Descending from a failed attempt on Gasherbrum I in the Pakistan Karakoram, the famous Polish mountaineer Artur Hajzer has been killed in a long fall.
Former climbing partner of Jerzy Kukuczka, veteran of Himalayan winter ascents and new routes on 8,000m peaks, 51-year-old Hajzer was the second of Poland's 1980s mountaineering elite to die on the high peaks this year.
With the younger Marcin Kaczkan, Hajzer planned to climb both Gasherbrum I and II without returning to base camp.
The two were on the Normal Route, generally referred to as the Japanese Couloir after its key feature.
From Camp 3 (ca 7,150m), above the couloir, Hajzer and Kaczkan had set off for a summit push, only to be stopped at 7,600m by very strong winds.
Returning to camp, they contacted base camp to say they were fine but would descend to Camp 2 (6,400m).
Kaczkan set off first, using the extensive line of fixed ropes in the couloir. The going was difficult due to the strength of the wind but he made it safely to Camp 2. However, for reasons that will possibly never be known, Hajzer fell the full length of the couloir and was killed.
Born in June 1962 Artur Hajzer first became involved with climbing the highest peaks when aged 21, completing a variation to the original (Norwegian) and Japanese routes on the south side of Tirich Mir (7,708m, Pakistan Hindu Kush).
In 1985 he took part in the first of three expeditions to Lhotse South Face, reaching 8,200m via a line on the right side of the great couloir. He returned in 1987 to reach 8,300m on the same line, and again in 1989 as part of an international team led by Reinhold Messner. This time poor weather never allowed him above 7,200m.
In the winter of 1985-86 he took part in the Polish expedition to Kangchenjunga which put Kukuczka and Wielicki on the summit for the first winter ascent.
Successive years would see him at the forefront of world mountaineering at the highest altitudes. History would place him as the youngest, but also one of the most motivated, from the Polish "old guard".
In November 1986 he climbed a demanding new route on the northeast face of Manaslu with Jerzy Kukuczka, and then profiting from their acclimatization, the two made the first winter ascent of Annapurna just a couple of months later, in a remarkable 16 days after arrival at base camp.
In 1987 Hajzer and Kukuczka made the first ascent of Xixabangma's west ridge, in the process making the first ascent of the west summit. It was Kukuczka's 14th 8,000er and it seemed Hajzer planned to follow suit (and at one point announced he would try to climb them all in a year).
The following year the pair made a new route on the right side of the south face of Annapurna, and continued up the east ridge to reach 8,010m Annapurna East.
While in Nepal in 1989, Hajzer was instrumental in organizing and executing the rescue of Andrzej Marciniak, who was stranded on the Lho La at the base of Everest's west ridge after an avalanche killed his five companions, some of the best known activists in Poland.

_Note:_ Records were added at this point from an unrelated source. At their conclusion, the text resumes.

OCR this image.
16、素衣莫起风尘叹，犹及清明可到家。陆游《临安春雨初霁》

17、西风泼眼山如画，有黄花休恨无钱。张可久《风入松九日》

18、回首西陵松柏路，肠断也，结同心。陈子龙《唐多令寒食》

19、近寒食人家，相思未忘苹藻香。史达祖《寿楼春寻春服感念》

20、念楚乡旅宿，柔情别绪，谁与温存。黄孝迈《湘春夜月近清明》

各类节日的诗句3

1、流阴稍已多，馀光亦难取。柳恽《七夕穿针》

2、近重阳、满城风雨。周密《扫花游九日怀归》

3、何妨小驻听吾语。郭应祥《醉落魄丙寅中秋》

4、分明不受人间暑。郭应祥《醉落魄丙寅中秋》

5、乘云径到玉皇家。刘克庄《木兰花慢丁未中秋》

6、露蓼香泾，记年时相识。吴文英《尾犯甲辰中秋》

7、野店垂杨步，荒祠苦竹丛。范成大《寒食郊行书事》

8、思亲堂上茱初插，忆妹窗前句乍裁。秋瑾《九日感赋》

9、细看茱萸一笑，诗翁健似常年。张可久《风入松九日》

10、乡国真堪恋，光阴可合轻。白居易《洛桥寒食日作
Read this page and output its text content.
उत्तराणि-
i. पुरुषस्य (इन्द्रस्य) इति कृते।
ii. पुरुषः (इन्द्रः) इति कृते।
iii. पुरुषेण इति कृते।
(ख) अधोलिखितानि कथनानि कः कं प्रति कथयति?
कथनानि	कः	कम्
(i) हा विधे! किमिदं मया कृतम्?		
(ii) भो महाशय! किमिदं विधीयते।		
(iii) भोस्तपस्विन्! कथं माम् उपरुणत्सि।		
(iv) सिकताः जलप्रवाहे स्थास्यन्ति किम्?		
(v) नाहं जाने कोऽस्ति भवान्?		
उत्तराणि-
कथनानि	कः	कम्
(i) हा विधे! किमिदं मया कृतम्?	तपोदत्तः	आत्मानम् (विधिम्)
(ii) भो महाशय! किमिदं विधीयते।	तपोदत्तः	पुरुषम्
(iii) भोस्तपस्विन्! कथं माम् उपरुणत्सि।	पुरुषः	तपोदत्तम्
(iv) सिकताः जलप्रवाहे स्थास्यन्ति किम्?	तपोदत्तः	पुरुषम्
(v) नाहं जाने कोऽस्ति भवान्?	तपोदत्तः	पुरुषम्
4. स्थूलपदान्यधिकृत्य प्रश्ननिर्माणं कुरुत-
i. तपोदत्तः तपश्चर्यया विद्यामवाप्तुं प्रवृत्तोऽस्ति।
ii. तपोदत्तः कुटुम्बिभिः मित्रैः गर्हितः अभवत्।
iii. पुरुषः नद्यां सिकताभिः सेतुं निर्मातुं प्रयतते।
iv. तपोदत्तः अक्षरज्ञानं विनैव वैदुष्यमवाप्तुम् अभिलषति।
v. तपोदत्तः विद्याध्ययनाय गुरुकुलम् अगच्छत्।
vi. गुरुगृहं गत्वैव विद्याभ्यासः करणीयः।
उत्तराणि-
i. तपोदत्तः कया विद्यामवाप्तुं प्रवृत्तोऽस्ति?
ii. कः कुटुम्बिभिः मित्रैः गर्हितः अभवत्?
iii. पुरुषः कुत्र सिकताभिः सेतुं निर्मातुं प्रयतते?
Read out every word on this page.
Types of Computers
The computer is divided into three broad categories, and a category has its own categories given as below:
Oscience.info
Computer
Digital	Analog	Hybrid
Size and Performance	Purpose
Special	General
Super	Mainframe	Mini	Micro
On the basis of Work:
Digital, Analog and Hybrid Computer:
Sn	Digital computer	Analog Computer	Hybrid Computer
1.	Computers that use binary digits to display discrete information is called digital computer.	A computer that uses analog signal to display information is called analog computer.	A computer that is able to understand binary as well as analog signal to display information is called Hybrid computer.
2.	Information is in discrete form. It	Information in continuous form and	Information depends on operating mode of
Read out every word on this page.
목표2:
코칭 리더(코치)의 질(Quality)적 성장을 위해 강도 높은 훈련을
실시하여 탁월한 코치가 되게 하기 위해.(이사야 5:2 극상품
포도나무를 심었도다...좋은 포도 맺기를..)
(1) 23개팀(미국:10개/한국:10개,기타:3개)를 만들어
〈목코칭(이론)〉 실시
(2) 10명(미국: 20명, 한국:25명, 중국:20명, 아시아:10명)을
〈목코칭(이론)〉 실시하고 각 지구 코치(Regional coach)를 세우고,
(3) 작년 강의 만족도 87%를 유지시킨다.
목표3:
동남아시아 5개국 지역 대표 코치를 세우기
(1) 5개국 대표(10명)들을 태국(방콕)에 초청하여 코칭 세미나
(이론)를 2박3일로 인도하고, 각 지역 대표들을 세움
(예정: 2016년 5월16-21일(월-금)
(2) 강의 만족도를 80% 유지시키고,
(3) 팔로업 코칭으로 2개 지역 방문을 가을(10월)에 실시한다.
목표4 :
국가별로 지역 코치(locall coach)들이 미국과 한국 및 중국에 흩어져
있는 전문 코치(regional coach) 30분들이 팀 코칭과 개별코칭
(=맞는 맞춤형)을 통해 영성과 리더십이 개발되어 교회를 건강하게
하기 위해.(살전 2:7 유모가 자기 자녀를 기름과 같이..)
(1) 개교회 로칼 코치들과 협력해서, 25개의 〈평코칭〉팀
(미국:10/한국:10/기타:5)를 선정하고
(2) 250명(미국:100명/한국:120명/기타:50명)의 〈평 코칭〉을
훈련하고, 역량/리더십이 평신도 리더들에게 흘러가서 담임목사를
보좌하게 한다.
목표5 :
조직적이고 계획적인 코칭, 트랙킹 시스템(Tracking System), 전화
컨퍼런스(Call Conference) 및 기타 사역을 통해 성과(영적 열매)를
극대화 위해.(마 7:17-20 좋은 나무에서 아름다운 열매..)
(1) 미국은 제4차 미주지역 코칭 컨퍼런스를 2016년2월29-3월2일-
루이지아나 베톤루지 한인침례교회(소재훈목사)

At that time Tibet was closed, forcing the Poles to make the far more difficult approach from Nepal. However, with pressure from the embassies, Hajzer, with New Zealanders Rob Hall and Gary Ball, was allowed into China and rescued Marciniak from the Rongbuk side.
In 1990, after the death of Kukuczka the previous autumn on the south face of Lhotse, Hajzer gave up climbing, realizing that after the recent great tragedies involving Polish climbers, he was not immortal. Instead, he developed a very successful outdoor equipment business.
He finally returned to climbing in the middle of the last decade, summiting Ama Dablam in 2006, Dhaulagiri in 2008, Nanga Parbat in 2010 and Makalu in 2011. He also led winter attempts on Broad Peak, and the successful 2011-2012 Gasherbrum I expedition.
Coming after the death of Maciej Berbeka on Broad Peak last winter, the accident to Hajzer has again rocked the Polish mountaineering community.